Biomed Res Int. 2017;2017:7860506. doi: 10.1155/2017/7860506. Epub 2017 Feb 9.
Microarray analysis of gene expression is often used to diagnose different types of disease. Many studies report remarkable achievements in nervous system disease. Clinical diagnosis of schizophrenia (SCZ) still depends on doctors' experience, which is unreliable and needs to be more objective and quantified. To solve this problem, we collected whole blood gene expression data from four studies, including 152 individuals with schizophrenia (SCZ) and 138 normal controls in different regions. The correlation-based feature selection (CFS, one of the machine learning methods) algorithm was applied in this study, and 103 significantly differentially expressed genes between patients and controls, called "feature genes," were selected; then, a model for SCZ diagnosis was built. The samples were subdivided into 10 groups, and cross-validation showed that the model we constructed achieved nearly 100% classification accuracy. Mathematical evaluation of the datasets before and after data processing proved the effectiveness of our algorithm. Feature genes were enriched in Parkinson's disease, oxidative phosphorylation, and TGF-beta signaling pathways, which were previously reported to be associated with SCZ. These results suggest that the analysis of gene expression in whole blood by our model could be a useful tool for diagnosing SCZ.

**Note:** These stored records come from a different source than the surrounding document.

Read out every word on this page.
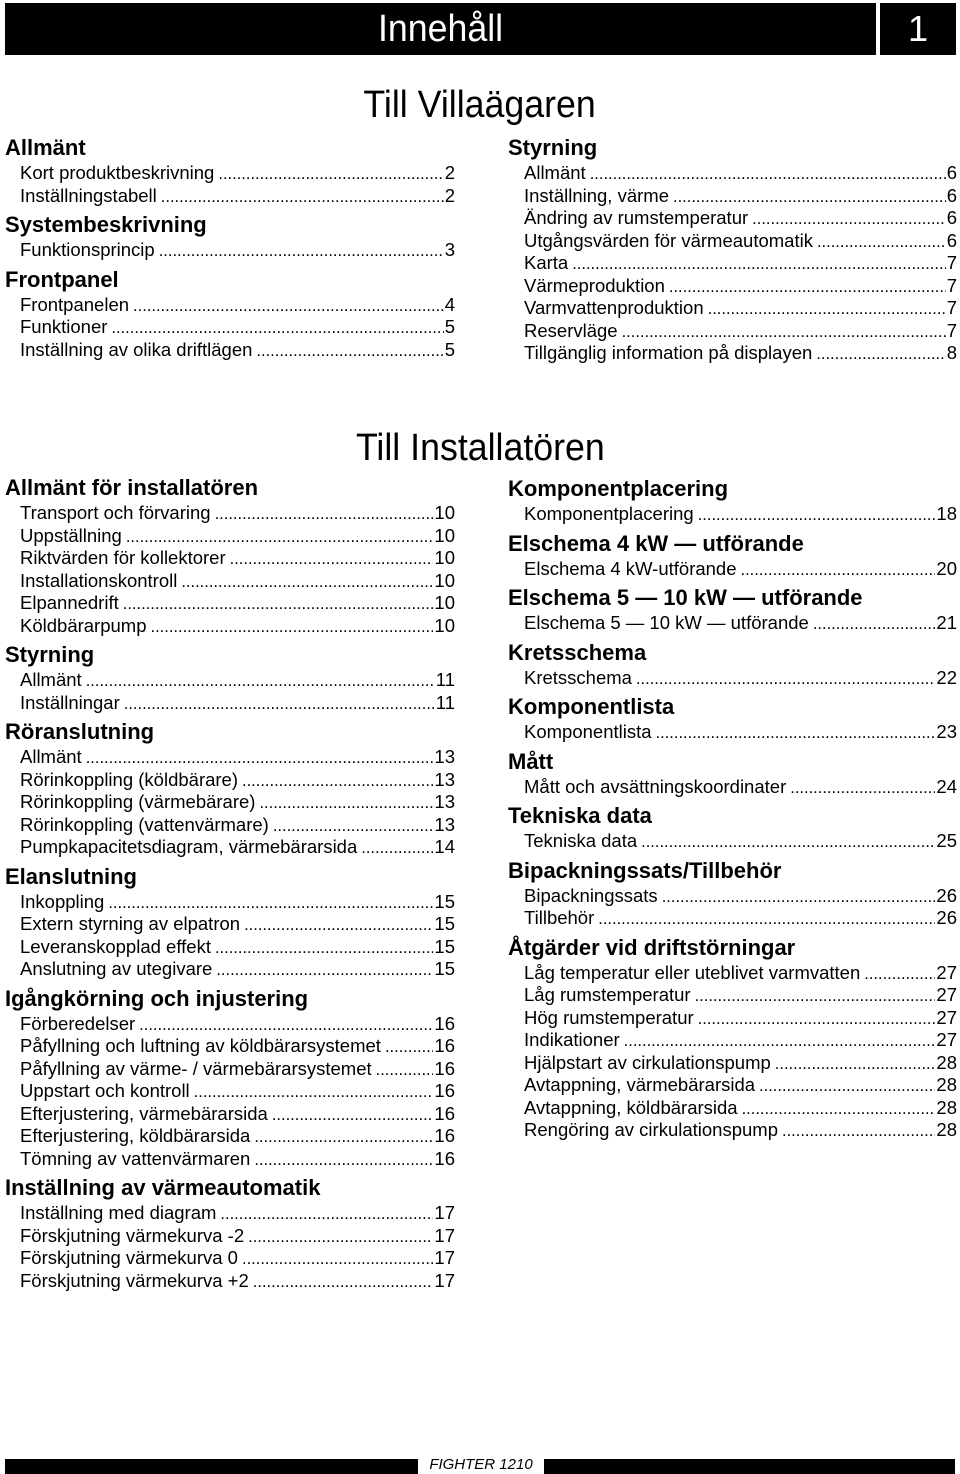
Innehåll	1
Till Villaägaren
Allmänt
Kort produktbeskrivning .....	2
Inställningstabell .....	2
Systembeskrivning
Funktionsprincip .....	3
Frontpanel
Frontpanelen .....	4
Funktioner .....	5
Inställning av olika driftlägen .....	5
Styrning
Allmänt .....	6
Inställning, värme .....	6
Ändring av rumstemperatur .....	6
Utgångsvärden för värmeautomatik .....	6
Karta .....	7
Värmeproduktion .....	7
Varmvattenproduktion .....	7
Reservläge .....	7
Tillgänglig information på displayen .....	8
Till Installatören
Allmänt för installatören
Transport och förvaring .....	10
Uppställning .....	10
Riktvärden för kollektorer .....	10
Installationskontroll .....	10
Elpannedrift .....	10
Köldbärarpump .....	10
Styrning
Allmänt .....	11
Inställningar .....	11
Röranslutning
Allmänt .....	13
Rörinkoppling (köldbärare) .....	13
Rörinkoppling (värmebärare) .....	13
Rörinkoppling (vattenvärmare) .....	13
Pumpkapacitetsdiagram, värmebärarsida .....	14
Elanslutning
Inkoppling .....	15
Extern styrning av elpatron .....	15
Leveranskopplad effekt .....	15
Anslutning av utegivare .....	15
Igångkörning och injustering
Förberedelser .....	16
Påfyllning och luftning av köldbärarsystemet .....	16
Påfyllning av värme- / värmebärarsystemet .....	16
Uppstart och kontroll .....	16
Efterjustering, värmebärarsida .....	16
Efterjustering, köldbärarsida .....	16
Tömning av vattenvärmaren .....	16
Inställning av värmeautomatik
Inställning med diagram .....	17
Förskjutning värmekurva -2 .....	17
Förskjutning värmekurva 0 .....	17
Förskjutning värmekurva +2 .....	17
Komponentplacering
Komponentplacering .....	18
Elschema 4 kW — utförande
Elschema 4 kW-utförande .....	20
Elschema 5 — 10 kW — utförande
Elschema 5 — 10 kW — utförande .....	21
Kretsschema
Kretsschema .....	22
Komponentlista
Komponentlista .....	23
Mått
Mått och avsättningskoordinater .....	24
Tekniska data
Tekniska data .....	25
Bipackningssats/Tillbehör
Bipackningssats .....	26
Tillbehör .....	26
Åtgärder vid driftstörningar
Låg temperatur eller uteblivet varmvatten .....	27
Låg rumstemperatur .....	27
Hög rumstemperatur .....	27
Indikationer .....	27
Hjälpstart av cirkulationspump .....	28
Avtappning, värmebärarsida .....	28
Avtappning, köldbärarsida .....	28
Rengöring av cirkulationspump .....	28
FIGHTER 1210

基因表达的微阵列分析常用于诊断不同类型的疾病。许多研究报告了在神经系统疾病方面取得的显著成果。精神分裂症(SCZ)的临床诊断仍依赖于医生的经验,这是不可靠的,需要更客观和量化。为了解决这个问题,我们从四项研究中收集了全血基因表达数据,其中包括来自不同地区的152名精神分裂症患者(SCZ)和138名正常对照。本研究应用了基于相关性的特征选择(CFS,机器学习方法之一)算法,选择了患者和对照之间103个显著差异表达的基因,称为“特征基因”;然后,建立了一个SCZ诊断模型。样本被细分为10组,交叉验证表明我们构建的模型实现了近100%的分类准确率。对数据处理前后数据集的数学评估证明了我们算法的有效性。特征基因在帕金森病、氧化磷酸化和TGF-β信号通路中富集,这些通路先前已被报道与SCZ相关。这些结果表明,我们的模型对全血基因表达的分析可能是诊断SCZ的有用工具。